House and Senate budget negotiators reached a two-year budget deal that calls for offsetting spending increases in part by raising premiums paid to the Pension Benefit Guaranty Corp. (PBGC) and increasing federal employee retirement contributions. It also trims cost-of-living increases for military retirees.
The House, which goes into recess on Friday, could vote to approve the deal as early as Dec. 12, while the Senate has another week to act on it. The current federal spending measure expires Jan. 15.
Sponsors of defined benefit plans vow to fight the plan to raise PBGC premiums less than two years after passage of MAP-21, which increased premiums through 2014. “There is no policy or financial justification whatsoever for this latest (PBGC) increase,” said Scott Macey, president and CEO of the ERISA Industry Committee, in a statement. “It quite clearly is just a means so that policymakers can say they offset their spending increases elsewhere.”
The deal would increase PBGC premium levels 50 percent by 2016, despite PBGC estimates that its deficit in the single-employer program is shrinking.
“This is another significant increase on top of the MAP-21, and it’s going to hasten the decline of defined benefit,” said Deborah Forbes, executive director of the Committee on Investment of Employee Benefit Assets, which represents more than 100 of the largest U.S. corporate pension funds with more than $1.5 trillion in retirement plan assets.
The tactic could also hurt the PBGC, noted Lynn Dudley, senior vice president of policy for the American Benefits Council. “If this goes through, the PBGC’s base will shrink and the premium income will shrink from that. Budget decisions driving pension policies is always a bad idea.”

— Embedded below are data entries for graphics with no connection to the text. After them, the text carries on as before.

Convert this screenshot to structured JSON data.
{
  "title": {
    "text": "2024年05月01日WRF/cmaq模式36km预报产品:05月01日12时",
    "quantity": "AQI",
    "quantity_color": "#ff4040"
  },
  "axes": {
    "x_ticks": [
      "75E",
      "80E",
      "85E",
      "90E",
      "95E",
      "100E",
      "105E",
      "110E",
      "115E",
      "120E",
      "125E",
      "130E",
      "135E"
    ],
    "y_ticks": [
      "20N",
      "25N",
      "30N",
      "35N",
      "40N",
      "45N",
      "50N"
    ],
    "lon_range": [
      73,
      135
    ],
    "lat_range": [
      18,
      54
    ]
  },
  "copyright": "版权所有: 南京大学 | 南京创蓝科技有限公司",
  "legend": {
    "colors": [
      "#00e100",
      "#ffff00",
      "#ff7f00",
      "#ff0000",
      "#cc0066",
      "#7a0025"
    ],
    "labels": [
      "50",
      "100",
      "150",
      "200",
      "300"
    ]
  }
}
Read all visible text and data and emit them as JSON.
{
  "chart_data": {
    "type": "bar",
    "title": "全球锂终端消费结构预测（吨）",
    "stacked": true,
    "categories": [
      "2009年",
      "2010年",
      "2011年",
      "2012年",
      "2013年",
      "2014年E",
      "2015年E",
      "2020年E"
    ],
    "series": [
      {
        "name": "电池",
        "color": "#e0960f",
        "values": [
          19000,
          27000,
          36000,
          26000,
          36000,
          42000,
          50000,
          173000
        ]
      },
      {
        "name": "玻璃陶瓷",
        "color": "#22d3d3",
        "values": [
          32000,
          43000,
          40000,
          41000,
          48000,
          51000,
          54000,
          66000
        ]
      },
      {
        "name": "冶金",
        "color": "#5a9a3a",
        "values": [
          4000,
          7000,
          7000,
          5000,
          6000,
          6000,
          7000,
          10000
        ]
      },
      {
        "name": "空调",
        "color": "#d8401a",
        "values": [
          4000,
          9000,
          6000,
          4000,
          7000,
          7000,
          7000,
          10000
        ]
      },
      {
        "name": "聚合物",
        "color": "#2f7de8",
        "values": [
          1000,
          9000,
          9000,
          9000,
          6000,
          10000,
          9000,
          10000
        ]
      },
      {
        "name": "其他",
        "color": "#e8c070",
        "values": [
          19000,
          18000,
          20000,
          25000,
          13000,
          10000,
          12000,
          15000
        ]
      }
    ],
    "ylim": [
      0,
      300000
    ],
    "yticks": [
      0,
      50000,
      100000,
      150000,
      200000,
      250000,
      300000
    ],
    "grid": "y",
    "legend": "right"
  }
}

Unions representing federal employees said that while the proposed $6 billion increase in employee retirement contributions is better than an original administration plan that sought $20 billion, it is still unacceptable. Currently, newly hired federal employees contribute 3.1 percent of pay; under the budget deal, workers hired after Jan. 1 would contribute 4.4 percent of pay.
Ms. Dudley said in an interview that with all the “moving parts” in the bipartisan budget deal, “there are a lot of people they would have to convince” before House and Senate approval.
This report appeared in Pensions & Investments magazine, a Chicago-based sister publication of Tire Business.